L’essenza del gioco del calcio erano, un tempo, le partite alla stessa ora, il Totocalcio e anche la partitella con gli amici con i cappotti usati per delimitare la porta. Vi è mai capitato di arrivare in ritardo a una di queste partitelle? Di solito il bambino più irriverente ti diceva: “Va bene, puoi giocare, ma allora stai tu in porta!”. Una punizione meravigliosa, un castigo pallonaro ben più gradito di quelli di mamma e papà quando si prendeva un brutto voto a scuola. Era quello che sostanzialmente accadde anche ad Attilio Trerè (al centro della foto), nelle statistiche “Trerè II”, perchè aveva un fratello che si chiamava Alessandro e aveva iniziato la stessa carriera calcistica di Attilio, nel Milan. In un Milan di inizio secolo, quello fondato da poco, dove Herbert Kilpin è il Mahatma riconosciuto, ma Attilio Trerè ne sarà forse il vero simbolo: più o meno stessi baffetti del fondatore, molto simili a quelli dell’imperatore Guglielmo II, grande temperamento e un fervore cameratesco che lo fece aderire prima al gruppo degli Arditi e poi al partito fascista.

Ma perché iniziò tra i pali? Perché era l’ultimo arrivato in quel Milan del 1903, e di solito l’ultimo arrivato andava in porta. Poi, avanzò: prima difensore, poi centrocampista. Tra i pali vinse il secondo titolo rossonero, quello del 1906, prima di abbandonare il Milan per contrasti interni nel 1909 e riabbracciarlo quasi subito, nel 1910.

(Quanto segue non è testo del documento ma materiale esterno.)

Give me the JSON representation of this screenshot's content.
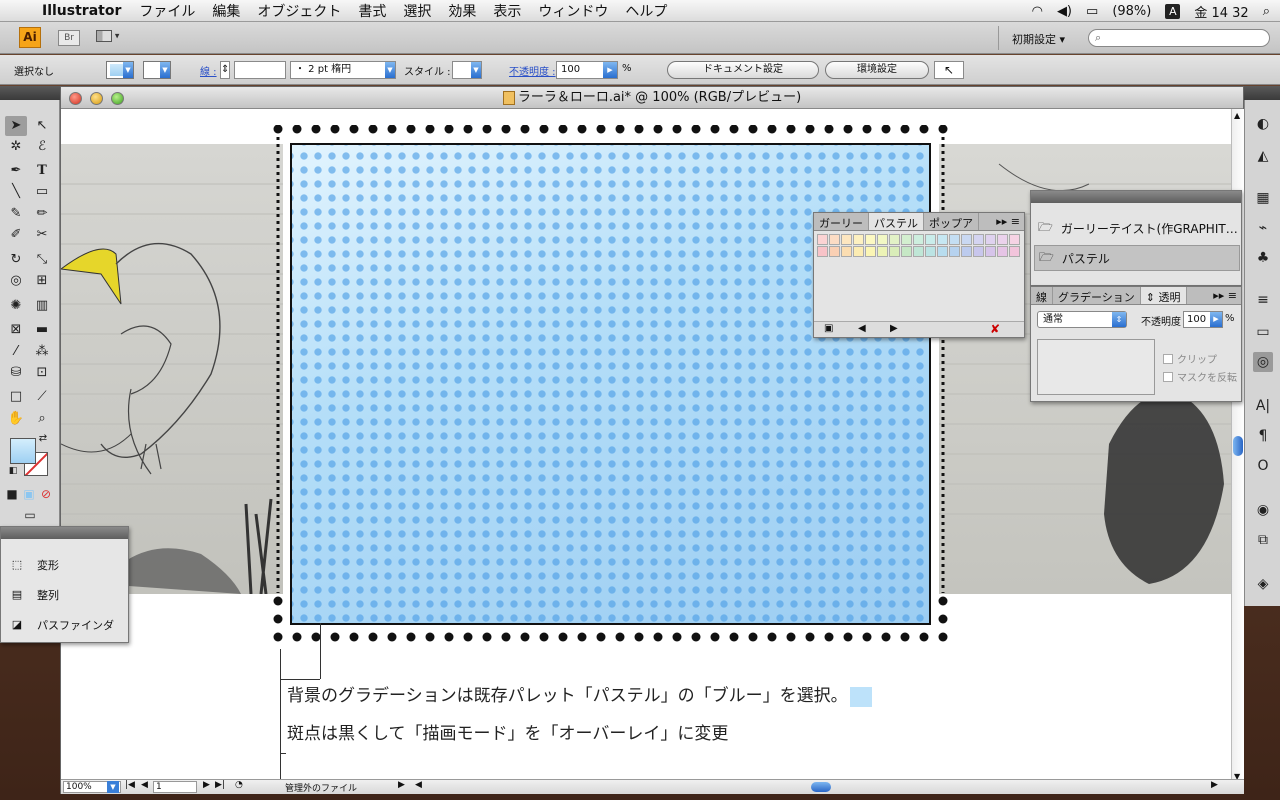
{
  "menubar": {
    "app_name": "Illustrator",
    "items": [
      "ファイル",
      "編集",
      "オブジェクト",
      "書式",
      "選択",
      "効果",
      "表示",
      "ウィンドウ",
      "ヘルプ"
    ],
    "battery": "(98%)",
    "input_mode": "A",
    "clock": "金 14 32"
  },
  "appbar": {
    "logo": "Ai",
    "bridge": "Br",
    "workspace": "初期設定 ▾",
    "search_placeholder": ""
  },
  "controlbar": {
    "selection": "選択なし",
    "stroke_label": "線 :",
    "stroke_profile": "・  2 pt 楕円",
    "style_label": "スタイル :",
    "opacity_label": "不透明度 :",
    "opacity_value": "100",
    "percent": "%",
    "doc_settings": "ドキュメント設定",
    "preferences": "環境設定"
  },
  "document": {
    "title": "ラーラ＆ローロ.ai* @ 100% (RGB/プレビュー)",
    "annotation_1": "背景のグラデーションは既存パレット「パステル」の「ブルー」を選択。",
    "annotation_2": "斑点は黒くして「描画モード」を「オーバーレイ」に変更",
    "zoom": "100%",
    "page": "1",
    "status": "管理外のファイル"
  },
  "transform_panel": {
    "items": [
      {
        "label": "変形",
        "icon": "transform-icon"
      },
      {
        "label": "整列",
        "icon": "align-icon"
      },
      {
        "label": "パスファインダ",
        "icon": "pathfinder-icon"
      }
    ]
  },
  "swatch_panel": {
    "tabs": [
      "ガーリー",
      "パステル",
      "ポップア"
    ],
    "active_tab": "パステル",
    "colors_row1": [
      "#fbd3d3",
      "#fcdcc4",
      "#fde6c0",
      "#fdf0c0",
      "#fcf8c2",
      "#f2f7c4",
      "#e2f2c6",
      "#d3efcf",
      "#cdeede",
      "#c9ecea",
      "#c6e7f2",
      "#c4def3",
      "#c9d8f2",
      "#d4d4f1",
      "#dfd2ef",
      "#ebd2ec",
      "#f6d3e4"
    ],
    "colors_row2": [
      "#f8c3c8",
      "#fad0b4",
      "#fbddb1",
      "#fcecb2",
      "#fbf5b4",
      "#ecf3b6",
      "#d9edb9",
      "#c6e8c5",
      "#bfe6d6",
      "#bbe3e3",
      "#b8ddef",
      "#b6d2ef",
      "#bccbee",
      "#c8c6ec",
      "#d6c4ea",
      "#e6c4e6",
      "#f2c4db"
    ]
  },
  "library_panel": {
    "items": [
      "ガーリーテイスト(作GRAPHIT…",
      "パステル"
    ]
  },
  "transparency_panel": {
    "tabs": [
      "線",
      "グラデーション",
      "⇕ 透明"
    ],
    "blend_mode": "通常",
    "opacity_label": "不透明度 :",
    "opacity_value": "100",
    "percent": "%",
    "clip": "クリップ",
    "invert_mask": "マスクを反転"
  }
}
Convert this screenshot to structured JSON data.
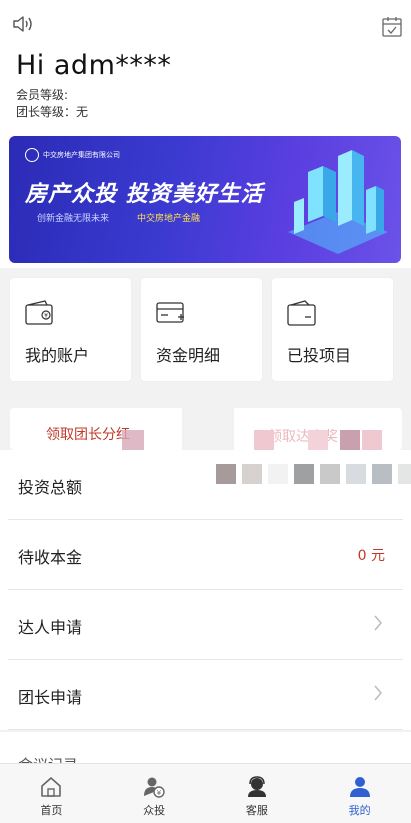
{
  "header": {
    "greeting": "Hi adm****",
    "member_level_label": "会员等级:",
    "leader_level_label": "团长等级：无"
  },
  "banner": {
    "company": "中交房地产集团有限公司",
    "headline": "房产众投  投资美好生活",
    "subline": "创新金融无限未来",
    "tagline": "中交房地产金融"
  },
  "quick_cards": [
    {
      "label": "我的账户",
      "icon": "wallet-icon"
    },
    {
      "label": "资金明细",
      "icon": "card-icon"
    },
    {
      "label": "已投项目",
      "icon": "purse-icon"
    }
  ],
  "promo": {
    "left": "领取团长分红",
    "right": "领取达人奖"
  },
  "list": [
    {
      "label": "投资总额"
    },
    {
      "label": "待收本金",
      "value": "0 元"
    },
    {
      "label": "达人申请",
      "arrow": true
    },
    {
      "label": "团长申请",
      "arrow": true
    }
  ],
  "partial_row": "会议记录",
  "tabs": [
    {
      "label": "首页",
      "icon": "home-icon"
    },
    {
      "label": "众投",
      "icon": "invest-icon"
    },
    {
      "label": "客服",
      "icon": "service-icon"
    },
    {
      "label": "我的",
      "icon": "user-icon",
      "active": true
    }
  ],
  "colors": {
    "accent": "#2f5fd0",
    "red": "#c0392b",
    "banner_start": "#2b2bb6",
    "banner_end": "#6b52e8"
  }
}
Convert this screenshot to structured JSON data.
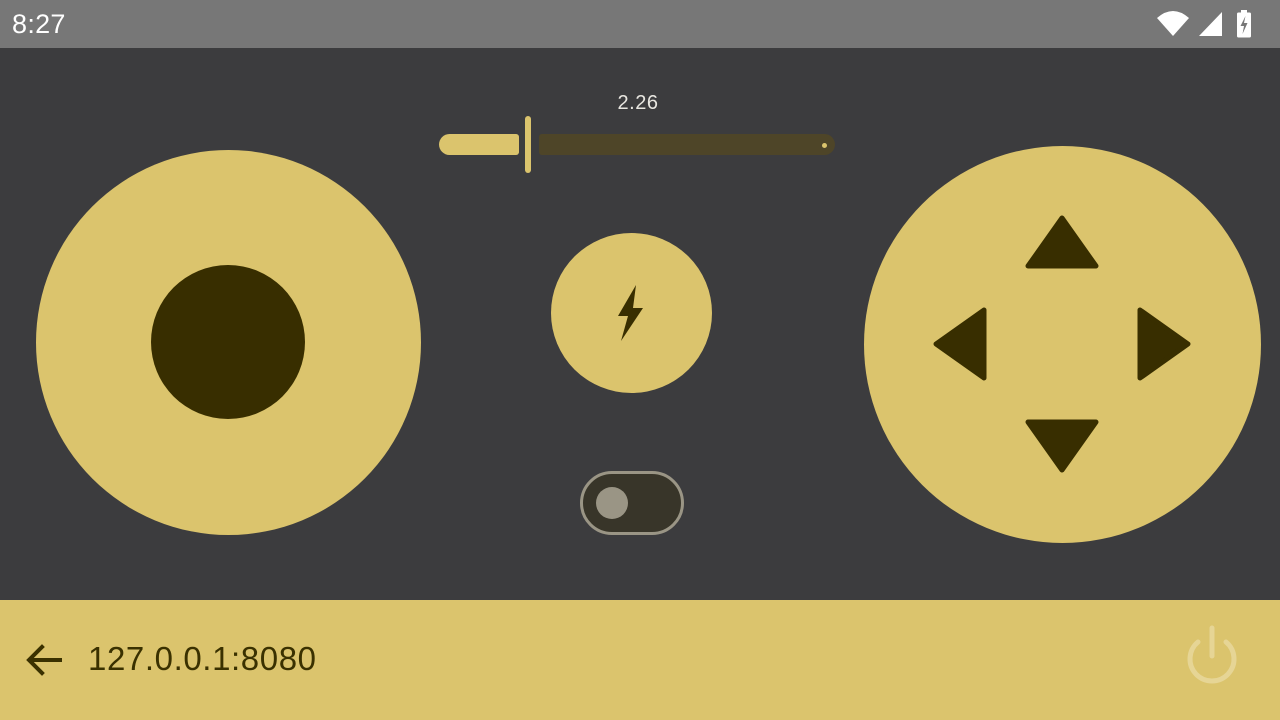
{
  "status_bar": {
    "time": "8:27",
    "icons": [
      "wifi-icon",
      "cellular-signal-icon",
      "battery-charging-icon"
    ]
  },
  "controls": {
    "slider": {
      "value_label": "2.26",
      "fill_fraction": 0.24
    },
    "turbo_icon": "lightning-bolt-icon",
    "toggle": {
      "on": false
    },
    "dpad": [
      "up-arrow-icon",
      "left-arrow-icon",
      "right-arrow-icon",
      "down-arrow-icon"
    ]
  },
  "bottom_bar": {
    "address": "127.0.0.1:8080",
    "back_icon": "arrow-back-icon",
    "power_icon": "power-icon"
  },
  "colors": {
    "accent": "#dbc46d",
    "dark_accent": "#382e00",
    "background": "#3c3c3e",
    "status_bar": "#777777"
  }
}
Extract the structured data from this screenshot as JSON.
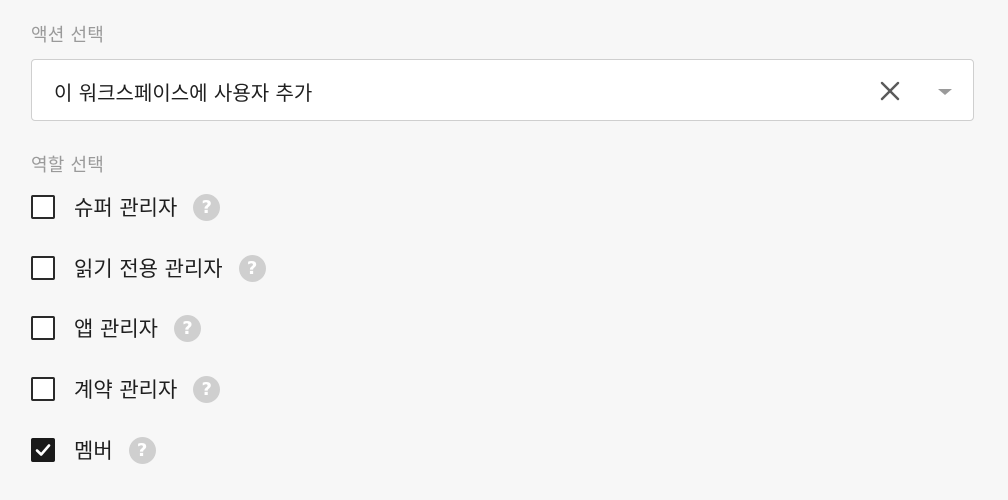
{
  "action": {
    "label": "액션 선택",
    "selected_value": "이 워크스페이스에 사용자 추가",
    "clear_icon": "close-icon",
    "dropdown_icon": "caret-down-icon"
  },
  "roles": {
    "label": "역할 선택",
    "help_glyph": "?",
    "items": [
      {
        "label": "슈퍼 관리자",
        "checked": false
      },
      {
        "label": "읽기 전용 관리자",
        "checked": false
      },
      {
        "label": "앱 관리자",
        "checked": false
      },
      {
        "label": "계약 관리자",
        "checked": false
      },
      {
        "label": "멤버",
        "checked": true
      }
    ]
  },
  "colors": {
    "background": "#f7f7f7",
    "muted_label": "#9a9a9a",
    "checkbox_checked": "#1a1a1a",
    "help_icon_bg": "#cfcfcf"
  }
}
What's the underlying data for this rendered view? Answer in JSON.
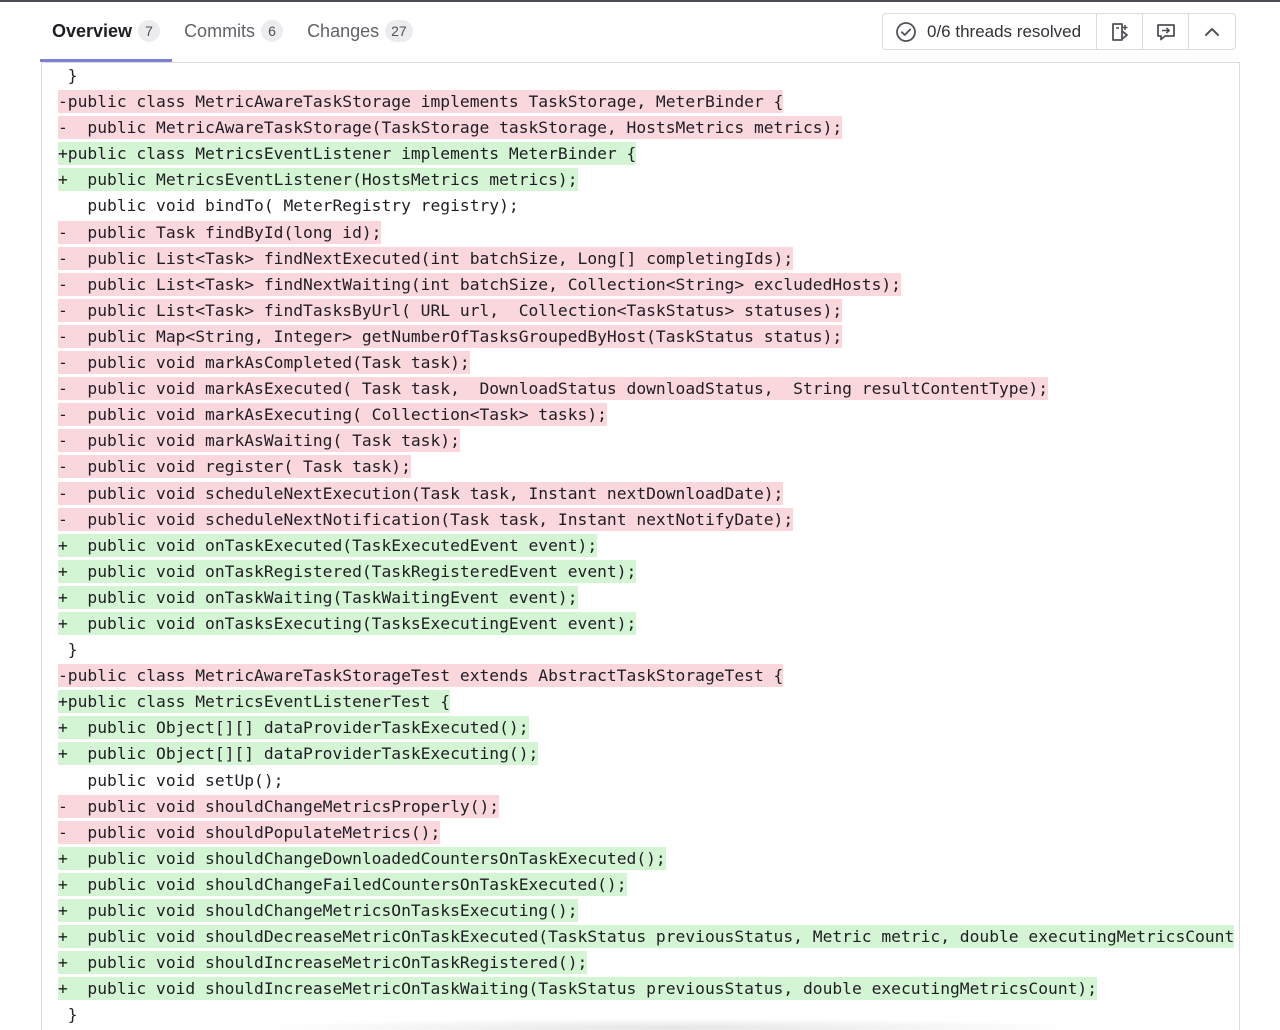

Attilio Trerè era uno degli undici in campo il 15 maggio del 1910 con la maglia della nazionale contro la Francia, nel primo storico incontro disputato dall’Italia, che vinse nettamente per 6-2. Chiuse la sua pionieristica militanza al Milan con 17 gol in 62 partite, prima che le ferite subite sul Carso, quando fu inviato in guerra, lui interventista convinto, lo costrinsero a smettere. “Lo sport illustrato” ne pubblicò una foto con una didascalia: “Uno tra i più noti e appassionati footballer italiani,appartenenti all’eroico gruppo di volontari che si batterono con Corridoni, Dino Roberto, Gibelli, ecc, ferito da una scheggia di granata”. Trerè morì nel 1943 e le sue spoglie riposano al cimitero del Verano a Roma.